Mais nombreux sont également ceux qui affirment qu’une compagnie doit rester sur son coeur de marché et que trop se diversifier se fait au détriment de son marché historique. Prenons l’exemple de WordPerfect. Cette compagnie a réussi à conquérir le marché (alors bondé) du traitement de texte sous MS-DOS dans les années 80. Mais en voulant se diversifier, WordPerfect (la compagnie) a gaspillé de précieuses ressources qui auraient pu aller à WordPerfect (le traitement de texte). Cela n’aurait peut-être pas empêché Microsoft d’imposer son propre traitement de texte, mais qui sait ? WordPerfect aurait peut-être pu développer plus rapidement un traitement de texte sous Windows ?

En d’autres termes, la logique conventionnelle en matière de business dit à la fois qu’il ne faut pas mettre tous ses oeufs dans le même panier mais qu’il est important de ne pas trop s’éloigner de son coeur de métier.

Marchés parallèles et marchés différents

Il y a s’attaquer à un nouveau marché et s’attaquer à un nouveau marché. Certaines diversifications sont en effet plus dans l’ordre logique des choses que d’autre. Lorsque Microsoft a décidé de s’attaquer au marché du serveur avec Windows NT le mouvement suivait la logique des choses : accompagner le PC qui avait déjà pris pied côté serveur. Lorsque la firme de Bill Gates s’est attaquée au marché du navigateur Web, on pouvait voir un mouvement défensif à une époque où Netscape prédisait publiquement que le Web allait remplacer le PC. De même, lorsque Google a lancé Google Maps ou Gmail, le géant de la recherche en ligne ne s’est pas attaqué à un marché si éloigné que ça : un service Web.

Mais parfois certains mouvements stratégiques n’ont pas vraiment de lien avec l’activité existente. Lorsque Microsoft a décidé de s’attaquer au marché de la console de jeu vidéo, du baladeur MP3 ou de la recherche en ligne, il n’y avait pas grand lien avec ses marchés existants.

Parfois enfin, certains choix stratégiques sont difficiles à gauger.

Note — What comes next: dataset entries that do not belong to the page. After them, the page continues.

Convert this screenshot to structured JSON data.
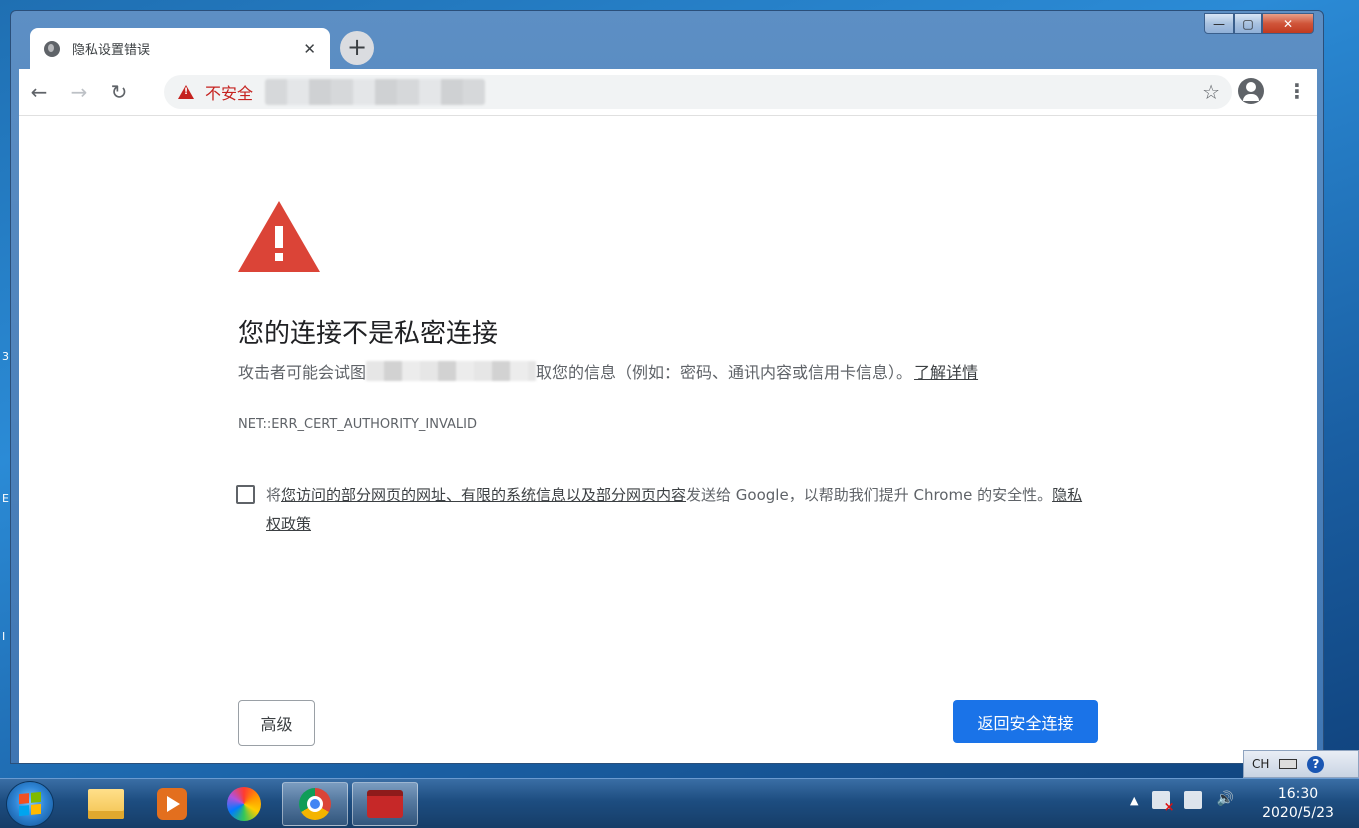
{
  "desktop": {
    "edge_fragments": [
      "3",
      "E",
      "I"
    ]
  },
  "window": {
    "controls": {
      "minimize": "—",
      "maximize": "▢",
      "close": "✕"
    }
  },
  "tab": {
    "title": "隐私设置错误",
    "close": "✕"
  },
  "new_tab": "+",
  "toolbar": {
    "back": "←",
    "forward": "→",
    "reload": "↻",
    "security_label": "不安全",
    "bookmark": "☆",
    "menu": "⋮"
  },
  "page": {
    "heading": "您的连接不是私密连接",
    "desc_before": "攻击者可能会试图",
    "desc_after": "取您的信息（例如：密码、通讯内容或信用卡信息）。",
    "learn_more": "了解详情",
    "error_code": "NET::ERR_CERT_AUTHORITY_INVALID",
    "checkbox_pre": "将",
    "checkbox_link": "您访问的部分网页的网址、有限的系统信息以及部分网页内容",
    "checkbox_post": "发送给 Google，以帮助我们提升 Chrome 的安全性。",
    "privacy_link": "隐私权政策",
    "advanced_button": "高级",
    "back_button": "返回安全连接"
  },
  "language_bar": {
    "lang": "CH",
    "help": "?"
  },
  "taskbar": {
    "apps": [
      "folder-icon",
      "media-player-icon",
      "pinwheel-icon",
      "chrome-icon",
      "toolbox-icon"
    ],
    "tray_arrow": "▲",
    "time": "16:30",
    "date": "2020/5/23"
  },
  "colors": {
    "danger": "#db4437",
    "insecure_text": "#c5221f",
    "primary_button": "#1a73e8"
  }
}
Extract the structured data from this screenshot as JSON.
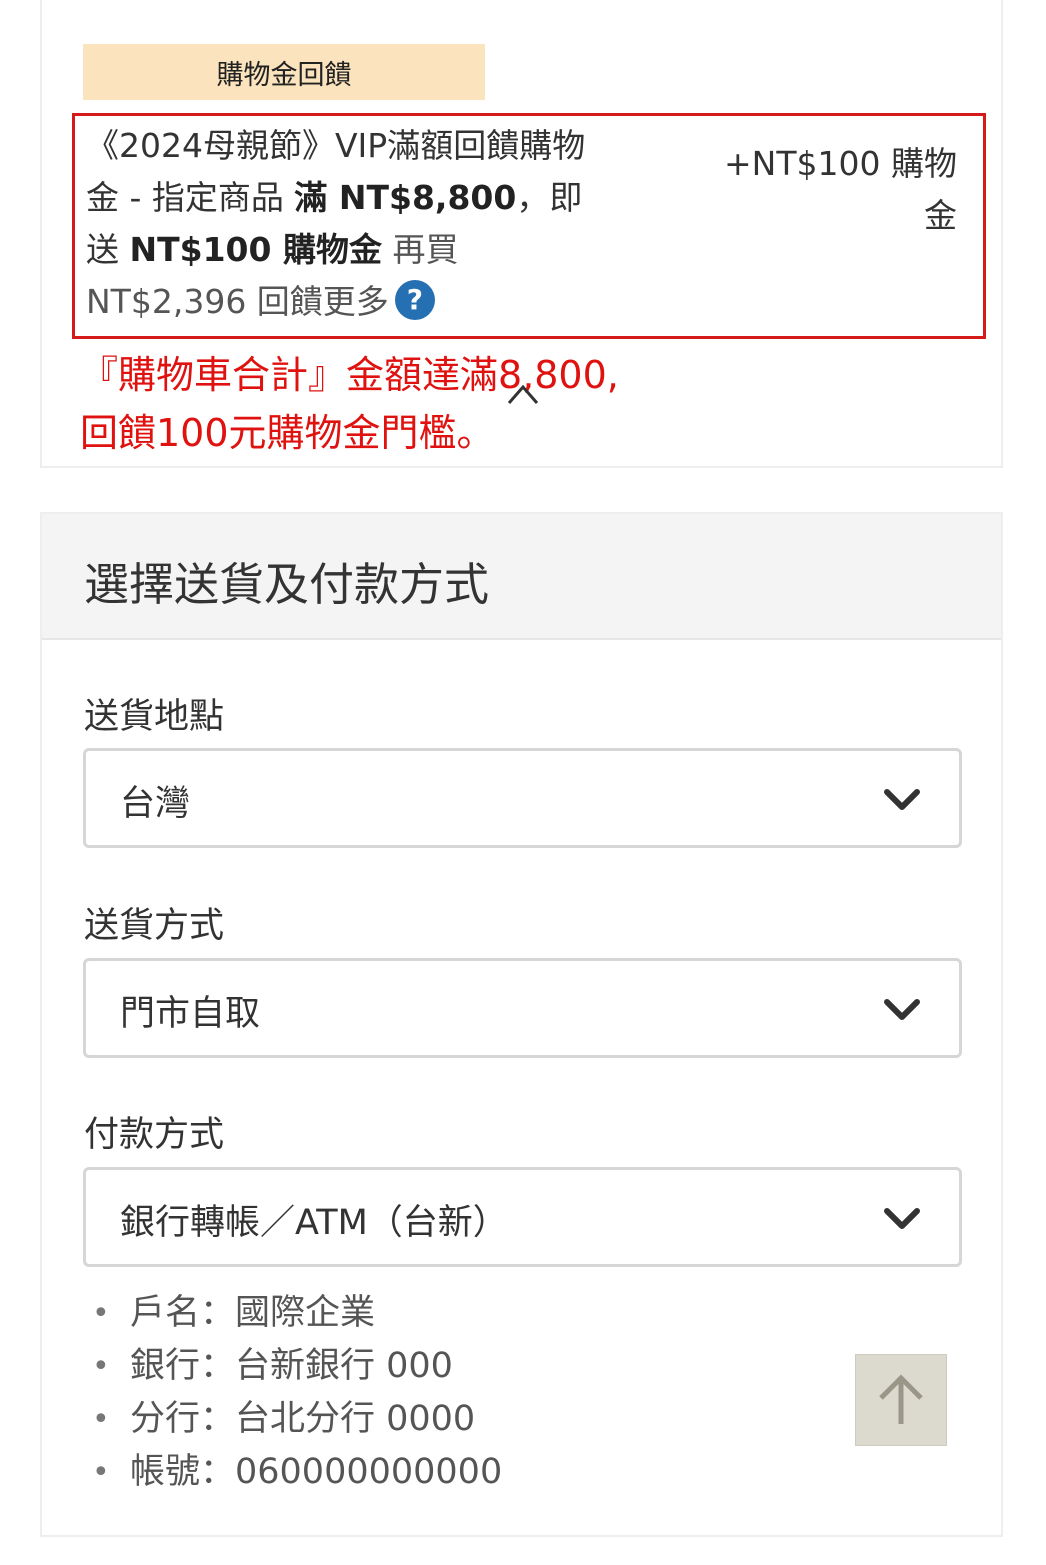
{
  "rewards": {
    "badge": "購物金回饋",
    "promo": {
      "line1": "《2024母親節》VIP滿額回饋購物",
      "line2_prefix": "金 - 指定商品 ",
      "threshold_bold": "滿 NT$8,800",
      "line2_suffix": "，即",
      "line3_prefix": "送 ",
      "gift_bold": "NT$100 購物金",
      "more_label": " 再買",
      "remaining": "NT$2,396 回饋更多",
      "reward": "+NT$100 購物金"
    },
    "annotation_line1": "『購物車合計』金額達滿8,800,",
    "annotation_line2": "回饋100元購物金門檻。"
  },
  "shipping": {
    "title": "選擇送貨及付款方式",
    "location_label": "送貨地點",
    "location_value": "台灣",
    "method_label": "送貨方式",
    "method_value": "門市自取",
    "payment_label": "付款方式",
    "payment_value": "銀行轉帳／ATM（台新）",
    "bank_details": [
      "戶名：國際企業",
      "銀行：台新銀行 000",
      "分行：台北分行 0000",
      "帳號：060000000000"
    ]
  },
  "icons": {
    "help": "?",
    "help_color": "#2470b3",
    "annotation_color": "#e0120f",
    "highlight_color": "#d61a1a"
  }
}
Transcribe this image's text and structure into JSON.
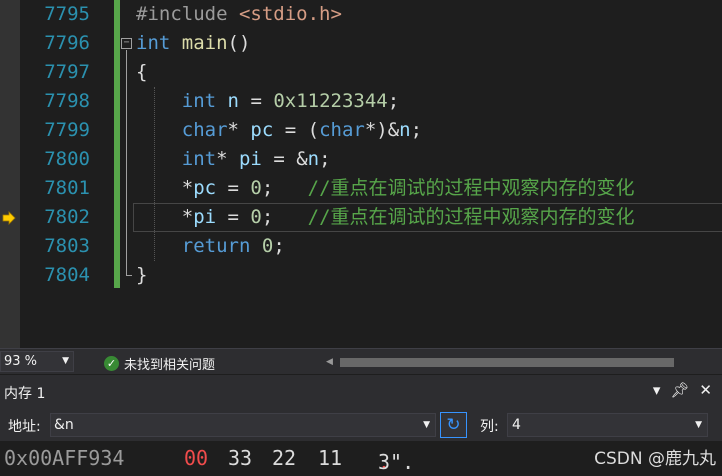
{
  "editor": {
    "lines": [
      {
        "num": "7795",
        "tokens": [
          {
            "t": "#include ",
            "c": "pp"
          },
          {
            "t": "<stdio.h>",
            "c": "inc"
          }
        ]
      },
      {
        "num": "7796",
        "tokens": [
          {
            "t": "int",
            "c": "kw"
          },
          {
            "t": " ",
            "c": "op"
          },
          {
            "t": "main",
            "c": "fn"
          },
          {
            "t": "()",
            "c": "op"
          }
        ]
      },
      {
        "num": "7797",
        "tokens": [
          {
            "t": "{",
            "c": "op"
          }
        ]
      },
      {
        "num": "7798",
        "tokens": [
          {
            "t": "    ",
            "c": "op"
          },
          {
            "t": "int",
            "c": "kw"
          },
          {
            "t": " ",
            "c": "op"
          },
          {
            "t": "n",
            "c": "var"
          },
          {
            "t": " = ",
            "c": "op"
          },
          {
            "t": "0x11223344",
            "c": "num"
          },
          {
            "t": ";",
            "c": "op"
          }
        ]
      },
      {
        "num": "7799",
        "tokens": [
          {
            "t": "    ",
            "c": "op"
          },
          {
            "t": "char",
            "c": "kw"
          },
          {
            "t": "* ",
            "c": "op"
          },
          {
            "t": "pc",
            "c": "var"
          },
          {
            "t": " = (",
            "c": "op"
          },
          {
            "t": "char",
            "c": "kw"
          },
          {
            "t": "*)&",
            "c": "op"
          },
          {
            "t": "n",
            "c": "var"
          },
          {
            "t": ";",
            "c": "op"
          }
        ]
      },
      {
        "num": "7800",
        "tokens": [
          {
            "t": "    ",
            "c": "op"
          },
          {
            "t": "int",
            "c": "kw"
          },
          {
            "t": "* ",
            "c": "op"
          },
          {
            "t": "pi",
            "c": "var"
          },
          {
            "t": " = &",
            "c": "op"
          },
          {
            "t": "n",
            "c": "var"
          },
          {
            "t": ";",
            "c": "op"
          }
        ]
      },
      {
        "num": "7801",
        "tokens": [
          {
            "t": "    *",
            "c": "op"
          },
          {
            "t": "pc",
            "c": "var"
          },
          {
            "t": " = ",
            "c": "op"
          },
          {
            "t": "0",
            "c": "num"
          },
          {
            "t": ";   ",
            "c": "op"
          },
          {
            "t": "//重点在调试的过程中观察内存的变化",
            "c": "cm"
          }
        ]
      },
      {
        "num": "7802",
        "tokens": [
          {
            "t": "    *",
            "c": "op"
          },
          {
            "t": "pi",
            "c": "var"
          },
          {
            "t": " = ",
            "c": "op"
          },
          {
            "t": "0",
            "c": "num"
          },
          {
            "t": ";   ",
            "c": "op"
          },
          {
            "t": "//重点在调试的过程中观察内存的变化",
            "c": "cm"
          }
        ]
      },
      {
        "num": "7803",
        "tokens": [
          {
            "t": "    ",
            "c": "op"
          },
          {
            "t": "return",
            "c": "kw"
          },
          {
            "t": " ",
            "c": "op"
          },
          {
            "t": "0",
            "c": "num"
          },
          {
            "t": ";",
            "c": "op"
          }
        ]
      },
      {
        "num": "7804",
        "tokens": [
          {
            "t": "}",
            "c": "op"
          }
        ]
      }
    ],
    "current_line_index": 7
  },
  "status": {
    "zoom": "93 %",
    "issues_text": "未找到相关问题"
  },
  "memory": {
    "title": "内存 1",
    "address_label": "地址:",
    "address_value": "&n",
    "columns_label": "列:",
    "columns_value": "4",
    "row": {
      "address": "0x00AFF934",
      "bytes": [
        "00",
        "33",
        "22",
        "11"
      ],
      "changed_byte_index": 0,
      "ascii_changed": ".",
      "ascii_rest": "3\"."
    }
  },
  "watermark": "CSDN @鹿九丸",
  "colors": {
    "line_number": "#2b91af",
    "keyword": "#569cd6",
    "comment": "#57a64a",
    "changed_value": "#f14c4c"
  }
}
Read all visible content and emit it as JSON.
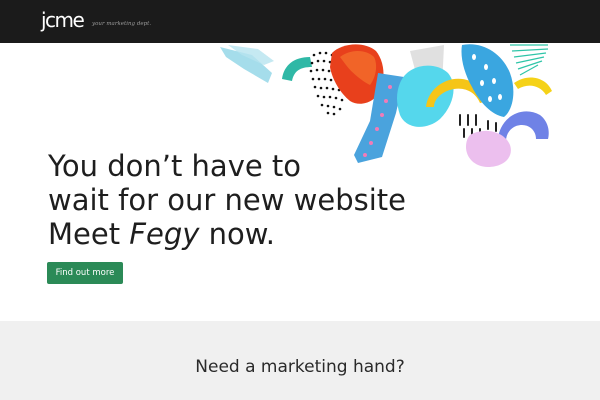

Par exemple, lorsque Google s’est lancé au marché du système d’exploitation mobile avec Android. D’un côté le but de la manoeuvre est de sécuriser le moteur de recherche utilisé par défaut par les smartphones. Mais d’un autre côté, Google aurait pu passer des partenariats avec les principaux acteurs du marché. Après tout, Microsoft est une minorité (en déclin qui plus est) sur ce marché, et Apple n’avait pas grande raison de ne pas utiliser Google.

L’inconvénient de s’attaquer à trop de marchés

Mais même pour des compagnies telles que Microsoft, Apple ou Google qui ont des milliards en banque et qui ont les moyens de s’attaquer à de nombreux marchés, la diversification a des fois son revers.

Tout d’abord, comme le dit le proverbe, les amis vont et viennent, mais les ennemis s’accumulent.

Lorsqu’on lance une compagnie, on sait que la vie ne va pas être un long fleuve tranquille. Avoir affaire à la concurrence – pas toujours loyale – et se prendre des procès fait partie du métier. Mais parfois, se lancer sur un nouveau marché veut dire entrer en concurrence avec ses partenaires, avec le risque d’aliéner ces derniers. Google en a fait l’expérience avec Android. Le géant de la recherche en ligne s’est en effet attiré les foudres d’Apple avec qui il était pourtant en très bons termes. La firme à la pomme n’a en effet pas apprécié que Google lance un système concurrent à l’iPhone. « Ne vous y trompez pas, Google veut tuer l’iPhone » a une fois clamé Steve Jobs. Depuis, les relations entre les deux compagnies se sont considérablement tendues. Dans la dernière version d’iOS, Apple introduit la possibilité de choisir Bing comme moteur de recherche – et les rumeurs prétendent qu’Apple serait en discussions avec Microsoft pour que Bing soit le moteur de recherche par défaut de l’iPhone. De même, les dernières contraintes développeurs d’iOS 4 ont expulsé de facto AdMob (le réseau publicitaire mobile racheté par Google) de l’iPhone. Et il est n’est pas impossible qu’Apple lance un jour son propre moteur de recherche. Certes, Steve Jobs a affirmé qu’ils n’avaient aucune intention de s’attaquer à ce marché, mais il avait également dit ça à propos des tablettes comme l’iPad.

Microsoft n’est quant à lui pas en reste. En lançant le Zune, il s’est effectivement mis en concurrence avec ses partenaires qui vendaient des baladeurs MP3 basés sur la solution Microsoft. Ces derniers se sont retrouvé le bec dans l’eau. Et de très nombreuses fois Bill Gates a affirmé à ses partenaires que Microsoft ne lancerait jamais un produit concurrent au leur (et quelques années plus tard il le faisait). Il est possible que cette attitude de Redmond ait eu un impact sur les constructeurs de smartphone. Il n’est en effet pas prudent pour eux de tout miser sur Windows Mobile / Windows Phone – juste au cas où Microsoft décide de lancer son propre smartphone.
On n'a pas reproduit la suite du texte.